All running, particularly in the mountains, remote areas and particularly if going ‘solo’ brings an element of danger that must be managed. Winter and extreme conditions do increase risks and I discussed this in an in-depth article on Winter Running HERE
Following on from the article, I have had many questions to elaborate on the pack and the equipment I would use for day-to-day adventures and then how I would expand that equipment list for more adventurous and specific trips.
Firstly, understand yourself and your level of experience. I write about this in the article above, but it is worth emphasizing that no two people are the same. The ethos of ‘fast and light’ is great if you can go fast… BUT and this is a big BUT, what happens if you can’t go fast? What happens if you fall, are immobilized, waiting for help or a rescue?

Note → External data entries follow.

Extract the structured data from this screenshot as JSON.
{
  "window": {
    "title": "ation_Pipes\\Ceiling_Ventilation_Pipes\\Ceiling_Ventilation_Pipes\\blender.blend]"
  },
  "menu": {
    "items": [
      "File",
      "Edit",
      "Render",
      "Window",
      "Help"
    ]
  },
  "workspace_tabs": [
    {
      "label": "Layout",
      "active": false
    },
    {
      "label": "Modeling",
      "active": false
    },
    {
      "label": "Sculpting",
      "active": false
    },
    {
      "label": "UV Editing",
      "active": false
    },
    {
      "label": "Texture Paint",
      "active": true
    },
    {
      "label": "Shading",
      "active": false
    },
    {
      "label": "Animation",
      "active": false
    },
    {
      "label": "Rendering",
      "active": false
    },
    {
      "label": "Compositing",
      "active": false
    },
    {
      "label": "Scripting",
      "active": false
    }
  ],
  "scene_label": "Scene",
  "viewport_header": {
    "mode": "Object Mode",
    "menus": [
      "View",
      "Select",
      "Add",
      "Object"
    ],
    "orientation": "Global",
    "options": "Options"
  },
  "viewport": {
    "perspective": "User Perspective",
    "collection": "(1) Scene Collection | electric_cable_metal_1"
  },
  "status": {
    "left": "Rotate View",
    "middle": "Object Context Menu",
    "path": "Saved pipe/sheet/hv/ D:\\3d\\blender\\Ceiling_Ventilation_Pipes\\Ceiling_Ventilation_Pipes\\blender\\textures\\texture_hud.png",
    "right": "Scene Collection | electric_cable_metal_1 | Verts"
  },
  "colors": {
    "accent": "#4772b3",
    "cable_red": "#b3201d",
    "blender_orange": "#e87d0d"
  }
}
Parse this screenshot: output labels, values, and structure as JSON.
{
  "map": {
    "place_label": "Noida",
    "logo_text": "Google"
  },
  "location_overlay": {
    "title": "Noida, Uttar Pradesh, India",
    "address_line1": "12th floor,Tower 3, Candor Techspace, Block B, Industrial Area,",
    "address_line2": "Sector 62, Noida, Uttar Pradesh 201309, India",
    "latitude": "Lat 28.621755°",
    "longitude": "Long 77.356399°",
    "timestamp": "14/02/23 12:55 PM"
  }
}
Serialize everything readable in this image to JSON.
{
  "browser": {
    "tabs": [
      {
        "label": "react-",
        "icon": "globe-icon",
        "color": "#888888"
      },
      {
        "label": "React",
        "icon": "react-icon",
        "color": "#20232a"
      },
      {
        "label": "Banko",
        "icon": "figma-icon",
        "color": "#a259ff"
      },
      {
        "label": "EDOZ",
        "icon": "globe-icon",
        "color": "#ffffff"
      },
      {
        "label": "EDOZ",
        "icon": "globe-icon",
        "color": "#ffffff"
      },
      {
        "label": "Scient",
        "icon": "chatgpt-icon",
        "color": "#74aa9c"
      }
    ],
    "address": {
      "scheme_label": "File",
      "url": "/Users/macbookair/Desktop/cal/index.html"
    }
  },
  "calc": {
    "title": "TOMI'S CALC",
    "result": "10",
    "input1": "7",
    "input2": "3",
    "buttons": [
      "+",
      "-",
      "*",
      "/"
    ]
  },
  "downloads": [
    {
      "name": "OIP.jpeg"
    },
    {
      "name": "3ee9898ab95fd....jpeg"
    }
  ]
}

Imagine a scene, stuck on a mountain side, you have broken your leg. You were moving fast and so were warm. But now you are still, the temperature is dropping well below zero and you are unable to move or generate heat. It’s a disaster waiting to happen, and THIS is the scenario you MUST think off when packing for an adventure.
I have a simple attitude of it’s better to carry it and not needed it.

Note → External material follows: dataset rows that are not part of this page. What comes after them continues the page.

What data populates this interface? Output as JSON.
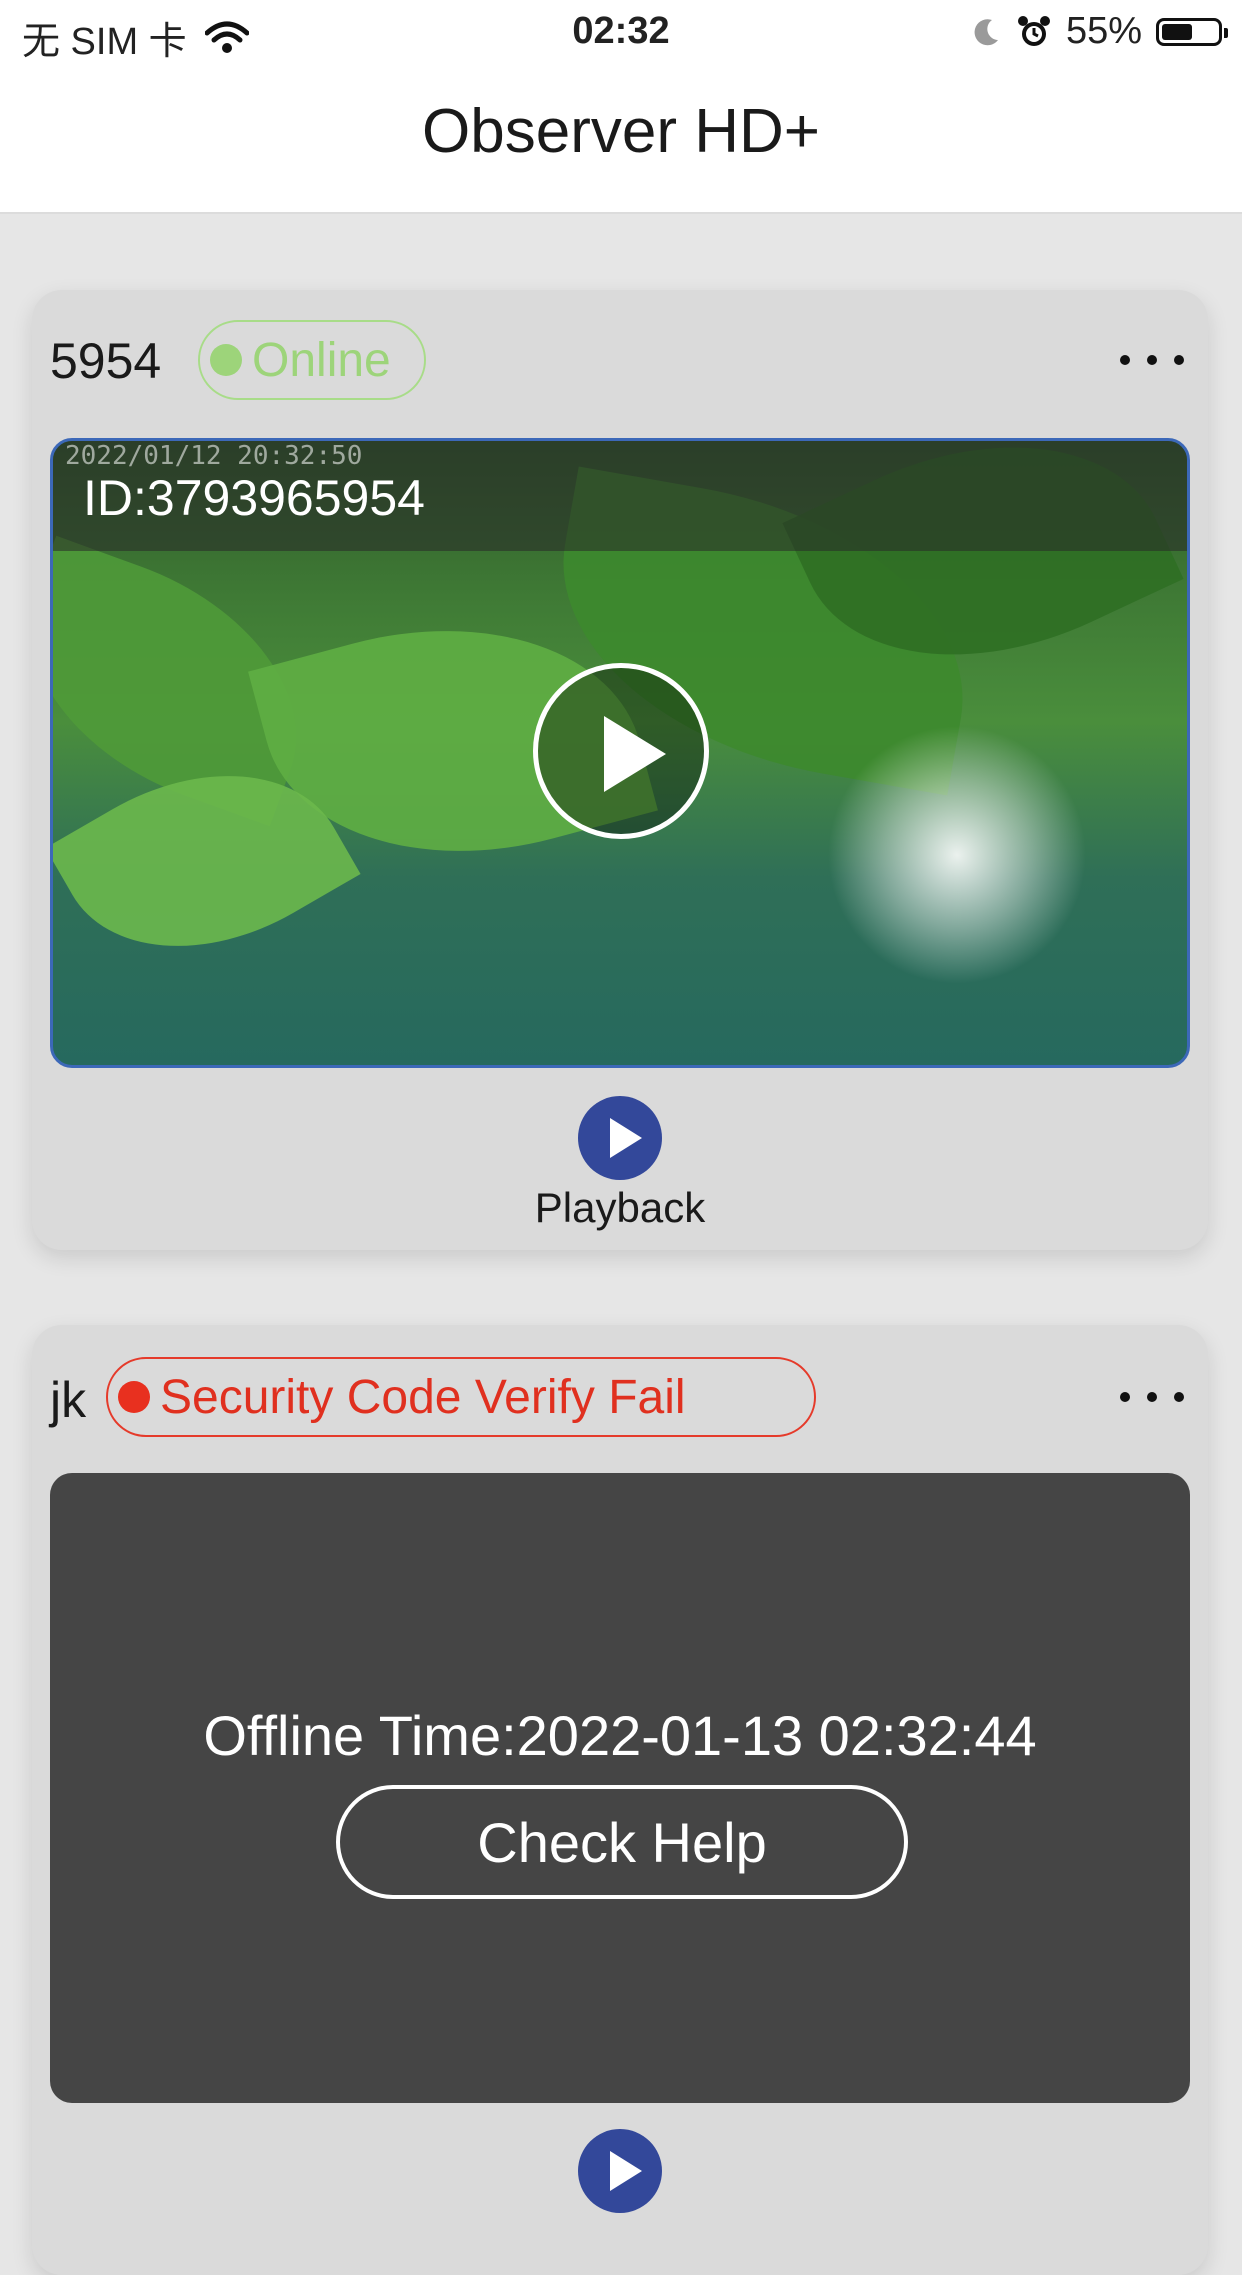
{
  "status_bar": {
    "carrier": "无 SIM 卡",
    "time": "02:32",
    "battery": "55%"
  },
  "nav": {
    "title": "Observer HD+"
  },
  "devices": [
    {
      "name": "5954",
      "status": "Online",
      "camera_id": "ID:3793965954",
      "timestamp_overlay": "2022/01/12 20:32:50",
      "playback_label": "Playback"
    },
    {
      "name": "jk",
      "status": "Security Code Verify Fail",
      "offline_time": "Offline Time:2022-01-13 02:32:44",
      "check_help_label": "Check Help"
    }
  ],
  "colors": {
    "online": "#9dd47a",
    "error": "#e0301f",
    "accent": "#33489a"
  }
}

Weather can change in minutes at any time of the year, especially in a mountain environment. However, in winter the changes are often far more extreme, Hypothermia can hit in minutes and it is deadly.

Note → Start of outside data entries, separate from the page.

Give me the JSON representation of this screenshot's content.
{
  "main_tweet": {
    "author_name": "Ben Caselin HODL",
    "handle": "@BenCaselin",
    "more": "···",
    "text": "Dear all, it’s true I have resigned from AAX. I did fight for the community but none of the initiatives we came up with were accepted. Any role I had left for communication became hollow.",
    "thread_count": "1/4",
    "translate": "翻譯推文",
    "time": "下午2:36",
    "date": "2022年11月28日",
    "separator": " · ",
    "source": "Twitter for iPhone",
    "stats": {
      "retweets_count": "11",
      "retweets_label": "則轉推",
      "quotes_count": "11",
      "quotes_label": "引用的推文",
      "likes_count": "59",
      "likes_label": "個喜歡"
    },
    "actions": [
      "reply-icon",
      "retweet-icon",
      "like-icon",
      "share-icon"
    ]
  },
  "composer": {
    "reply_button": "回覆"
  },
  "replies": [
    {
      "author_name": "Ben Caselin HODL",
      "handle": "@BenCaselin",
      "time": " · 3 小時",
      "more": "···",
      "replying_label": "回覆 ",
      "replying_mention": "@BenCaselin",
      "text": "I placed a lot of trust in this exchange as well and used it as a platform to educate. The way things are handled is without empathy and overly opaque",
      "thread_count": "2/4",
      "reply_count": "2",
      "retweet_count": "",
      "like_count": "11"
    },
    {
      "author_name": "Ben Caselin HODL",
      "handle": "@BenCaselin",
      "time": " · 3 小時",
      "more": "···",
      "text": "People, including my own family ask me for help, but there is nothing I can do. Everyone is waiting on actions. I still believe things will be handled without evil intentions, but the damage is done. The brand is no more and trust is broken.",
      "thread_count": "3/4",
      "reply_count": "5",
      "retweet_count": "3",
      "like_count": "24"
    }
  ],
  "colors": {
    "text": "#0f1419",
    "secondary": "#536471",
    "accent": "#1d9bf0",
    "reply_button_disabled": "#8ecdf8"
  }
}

Preparation is key and assessing what ‘may’ happen on any adventure or run is crucially important to make sure that a day or multiple day’s activity remains safe.
The equipment list below are my personal choices, and I must stress here that I have tested many variables and brands to come up with the list below. Importantly, there is most definitely multiple ways and solutions to any problem, so, while my list below could be seen a perfect shopping list, it’s also fun to find out what works for you.
YOU AND WHAT YOU WEAR
What you wear for a run/ adventure should come as second nature, but it can often be a real dilemma understanding how to balance the layers so that you don’t overheat or equally, get too cold.
Read about GETTING LAYERED HERE
Personally, I find the most difficult temperatures around 0 to +5 degrees C (32-49 Fahrenheit.) It’s cold enough to make you feel chilled (often will feel damp too) but within 15-minutes of running you feel warm.
The starting point for me is a merino wool base layer, it naturally helps regulate body temperature, remains warm when wet, transports sweat away from the body, and is very good in regard to odors. Icebreaker is my product of choice and they have a simple system of 150/175/200 and 260 products, the higher the number, the thicker and warmer the product. I personally find 150 ideal, especially for running and active sports.
My jacket will balance warmth, breathability and protection from the wind, Haglöfs L.I.M Hybrid Hood manages to balance all these elements in a really lightweight package. It can even be worn directly against the skin. The inov-8 Technical Mid Hoodie is also a good choice.
Leg wear will depend on the weather and arguably I would potentially look at 3 scenarios. On milder winter days hovering around 0C I would use my standard inov-8 run tights. 0 to -10C I would use a thicker winter tight, potentially with wind block panels on the front by Swix. Below -10 and I would use Icebreaker 150 merino underneath the thicker Swix tights.
Keeping feet warm is essential in winter and again, based on weather, temperature and conditions. I will go with one of three scenarios: Merino wool, neoprene socks or Sealskinz. My default is neoprene as it works well in most conditions. It’s not unusual to wear two pairs of socks in winter, say a merino liner and thicker over sock or a merino liner inside Sealskinz, keep this in mind when getting winter run shoes, you may need a half-size larger shoe?
Hands, like feet, need to be warm. I use Icebreaker liners, with either inov-8 Extreme Thermo Mitt which is incredibly warm.
I wear a Buff or similar product around my neck, and I use a Haglöfs Fanatic hat which manages to be always warm, but not too warm!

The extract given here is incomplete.